Risk-Adjusted Performance

1 of 100

 
Weak
 
Strong
Weak
Compared to the overall equity markets, risk-adjusted returns on investments in Bankinter SA are ranked lower than 1 (%) of all global equities and portfolios over the last 90 days. Despite nearly stable primary indicators, Bankinter is not utilizing all of its potentials. The current stock price disturbance, may contribute to mid-run losses for the stockholders.
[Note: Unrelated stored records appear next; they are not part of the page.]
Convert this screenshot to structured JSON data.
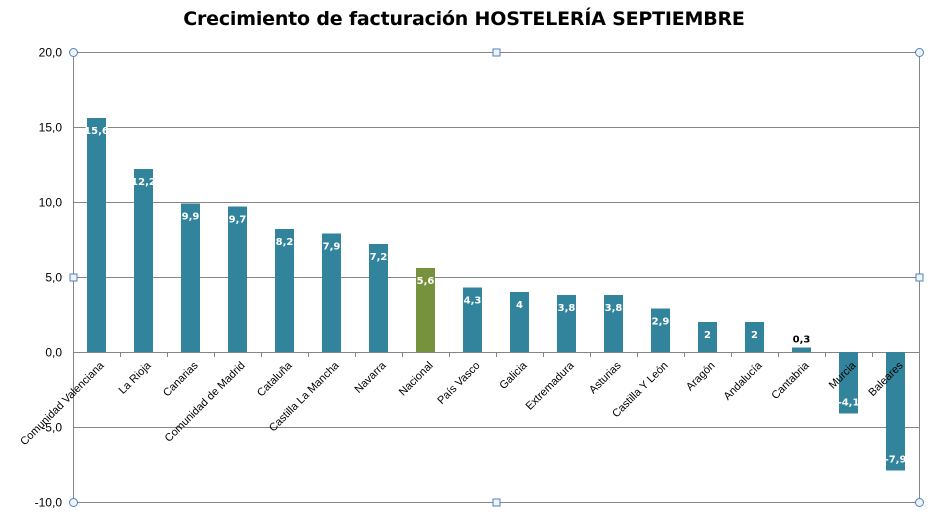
{
  "chart_data": {
    "type": "bar",
    "title": "Crecimiento de facturación HOSTELERÍA SEPTIEMBRE",
    "xlabel": "",
    "ylabel": "",
    "ylim": [
      -10,
      20
    ],
    "yticks": [
      20,
      15,
      10,
      5,
      0,
      -5,
      -10
    ],
    "ytick_labels": [
      "20,0",
      "15,0",
      "10,0",
      "5,0",
      "0,0",
      "-5,0",
      "-10,0"
    ],
    "grid": true,
    "categories": [
      "Comunidad Valenciana",
      "La Rioja",
      "Canarias",
      "Comunidad de Madrid",
      "Cataluña",
      "Castilla La Mancha",
      "Navarra",
      "Nacional",
      "País Vasco",
      "Galicia",
      "Extremadura",
      "Asturias",
      "Castilla Y León",
      "Aragón",
      "Andalucía",
      "Cantabria",
      "Murcia",
      "Baleares"
    ],
    "values": [
      15.6,
      12.2,
      9.9,
      9.7,
      8.2,
      7.9,
      7.2,
      5.6,
      4.3,
      4,
      3.8,
      3.8,
      2.9,
      2,
      2,
      0.3,
      -4.1,
      -7.9
    ],
    "data_labels": [
      "15,6",
      "12,2",
      "9,9",
      "9,7",
      "8,2",
      "7,9",
      "7,2",
      "5,6",
      "4,3",
      "4",
      "3,8",
      "3,8",
      "2,9",
      "2",
      "2",
      "0,3",
      "-4,1",
      "-7,9"
    ],
    "colors": {
      "default": "#31849b",
      "highlight": "#76923c",
      "highlight_category": "Nacional",
      "grid": "#868686",
      "axis": "#868686",
      "handle": "#4f81bd"
    }
  }
}
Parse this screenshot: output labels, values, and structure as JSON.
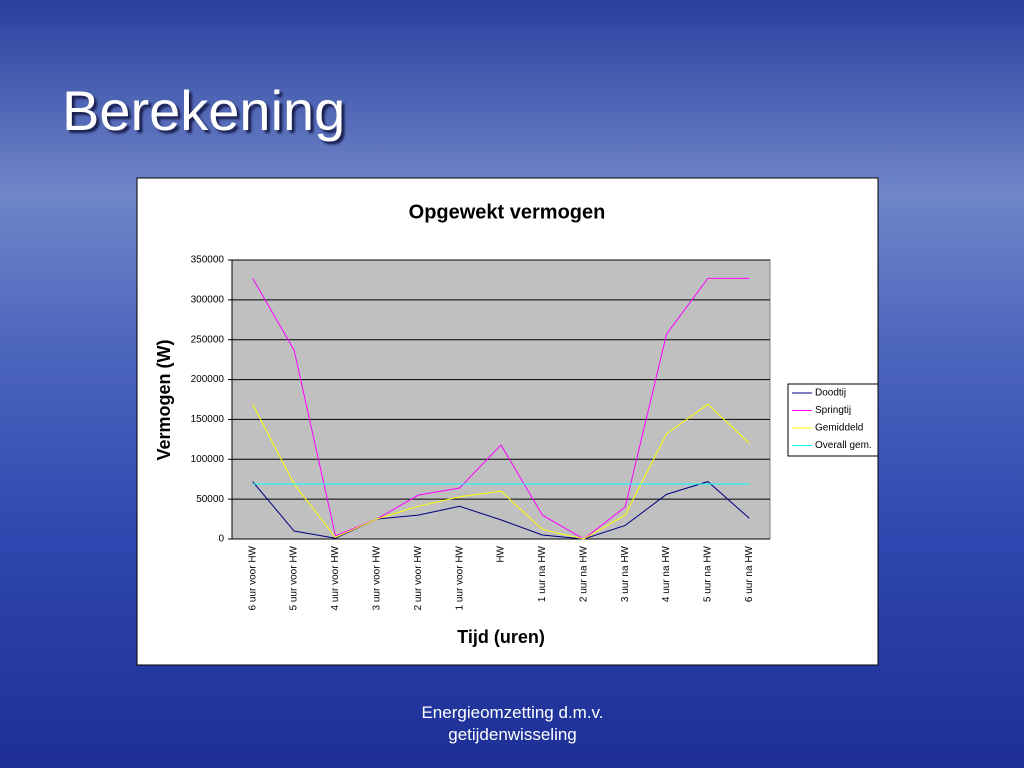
{
  "slide_title": "Berekening",
  "footer": "Energieomzetting d.m.v. getijdenwisseling",
  "chart_data": {
    "type": "line",
    "title": "Opgewekt vermogen",
    "x_label": "Tijd (uren)",
    "y_label": "Vermogen (W)",
    "categories": [
      "6 uur voor HW",
      "5 uur voor HW",
      "4 uur voor HW",
      "3 uur voor HW",
      "2 uur voor HW",
      "1 uur voor HW",
      "HW",
      "1 uur na HW",
      "2 uur na HW",
      "3 uur na HW",
      "4 uur na HW",
      "5 uur na HW",
      "6 uur na HW"
    ],
    "series": [
      {
        "name": "Doodtij",
        "color": "#000080",
        "values": [
          72000,
          10000,
          1000,
          25000,
          30000,
          41000,
          24000,
          5000,
          0,
          17000,
          56000,
          72000,
          26000
        ]
      },
      {
        "name": "Springtij",
        "color": "#ff00ff",
        "values": [
          327000,
          237000,
          4000,
          25000,
          55000,
          64000,
          118000,
          30000,
          0,
          40000,
          257000,
          327000,
          327000
        ]
      },
      {
        "name": "Gemiddeld",
        "color": "#ffff00",
        "values": [
          169000,
          69000,
          2000,
          25000,
          41000,
          53000,
          60000,
          12000,
          0,
          30000,
          132000,
          169000,
          120000
        ]
      },
      {
        "name": "Overall gem.",
        "color": "#00ffff",
        "values": [
          69000,
          69000,
          69000,
          69000,
          69000,
          69000,
          69000,
          69000,
          69000,
          69000,
          69000,
          69000,
          69000
        ]
      }
    ],
    "ylim": [
      0,
      350000
    ],
    "yticks": [
      0,
      50000,
      100000,
      150000,
      200000,
      250000,
      300000,
      350000
    ],
    "grid": true,
    "plot_background": "#c0c0c0",
    "legend": "right"
  }
}
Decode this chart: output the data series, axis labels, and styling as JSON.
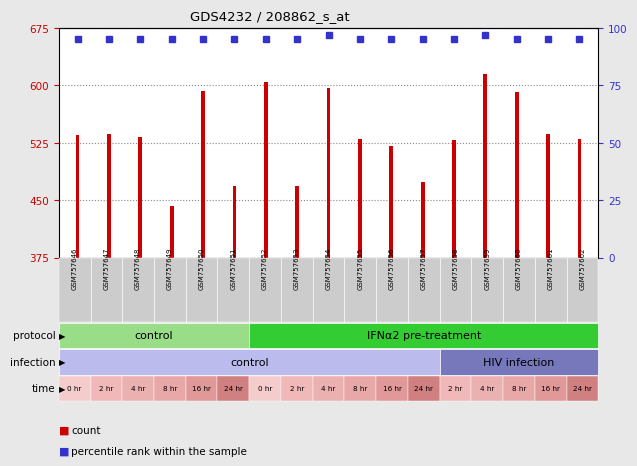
{
  "title": "GDS4232 / 208862_s_at",
  "samples": [
    "GSM757646",
    "GSM757647",
    "GSM757648",
    "GSM757649",
    "GSM757650",
    "GSM757651",
    "GSM757652",
    "GSM757653",
    "GSM757654",
    "GSM757655",
    "GSM757656",
    "GSM757657",
    "GSM757658",
    "GSM757659",
    "GSM757660",
    "GSM757661",
    "GSM757662"
  ],
  "counts": [
    535,
    537,
    533,
    443,
    593,
    468,
    605,
    468,
    597,
    530,
    521,
    474,
    528,
    615,
    591,
    537,
    530
  ],
  "percentile_ranks": [
    95,
    95,
    95,
    95,
    95,
    95,
    95,
    95,
    97,
    95,
    95,
    95,
    95,
    97,
    95,
    95,
    95
  ],
  "ylim_left": [
    375,
    675
  ],
  "yticks_left": [
    375,
    450,
    525,
    600,
    675
  ],
  "ylim_right": [
    0,
    100
  ],
  "yticks_right": [
    0,
    25,
    50,
    75,
    100
  ],
  "bar_color": "#cc0000",
  "dot_color": "#3333cc",
  "background_color": "#e8e8e8",
  "plot_bg": "#ffffff",
  "grid_color": "#888888",
  "label_area_color": "#cccccc",
  "protocol_groups": [
    {
      "label": "control",
      "start": 0,
      "end": 6,
      "color": "#99dd88"
    },
    {
      "label": "IFNα2 pre-treatment",
      "start": 6,
      "end": 17,
      "color": "#33cc33"
    }
  ],
  "infection_groups": [
    {
      "label": "control",
      "start": 0,
      "end": 12,
      "color": "#bbbbee"
    },
    {
      "label": "HIV infection",
      "start": 12,
      "end": 17,
      "color": "#7777bb"
    }
  ],
  "time_labels": [
    "0 hr",
    "2 hr",
    "4 hr",
    "8 hr",
    "16 hr",
    "24 hr",
    "0 hr",
    "2 hr",
    "4 hr",
    "8 hr",
    "16 hr",
    "24 hr",
    "2 hr",
    "4 hr",
    "8 hr",
    "16 hr",
    "24 hr"
  ],
  "time_colors": [
    "#f5cccc",
    "#f0b8b8",
    "#ebb0b0",
    "#e8a8a8",
    "#e09898",
    "#d08080",
    "#f5cccc",
    "#f0b8b8",
    "#ebb0b0",
    "#e8a8a8",
    "#e09898",
    "#d08080",
    "#f0b8b8",
    "#ebb0b0",
    "#e8a8a8",
    "#e09898",
    "#d08080"
  ]
}
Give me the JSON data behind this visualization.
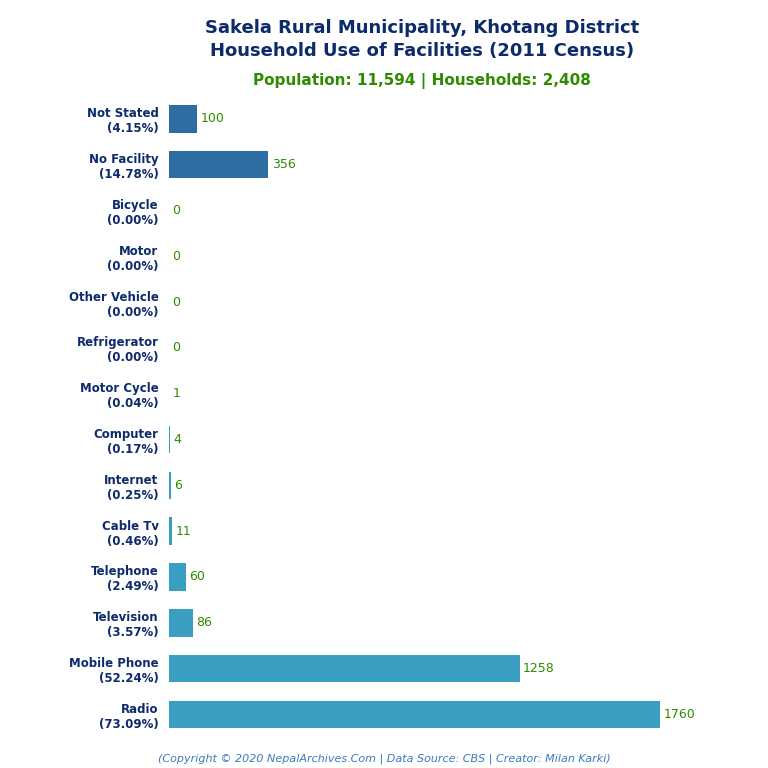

First Hawaiian and Bankinter Volatility Contrast

   Predicted Return Density   
       Returns  

Pair Trading with First Hawaiian and Bankinter

The main advantage of trading using opposite First Hawaiian and Bankinter positions is that it hedges away some unsystematic risk. Because of two separate transactions, even if First Hawaiian position performs unexpectedly, Bankinter can make up some of the losses. Pair trading also minimizes risk from directional movements in the market. For example, if an entire industry or sector drops because of unexpected headlines, the short position in Bankinter will offset losses from the drop in Bankinter's long position.
The idea behind First Hawaiian and Bankinter SA pairs trading is to make the combined position market-neutral, meaning the overall market's direction will not affect its win or loss (or potential downside or upside). This can be achieved by designing a pairs trade with two highly correlated stocks or equities that operate in a similar space or sector, making it possible to obtain profits through simple and relatively low-risk investment.
Check out your portfolio center.
Note that this page's information should be used as a complementary analysis to find the right mix of equity instruments to add to your existing portfolios or create a brand new portfolio. You can also try the Stocks Directory module to find actively traded stocks across global markets.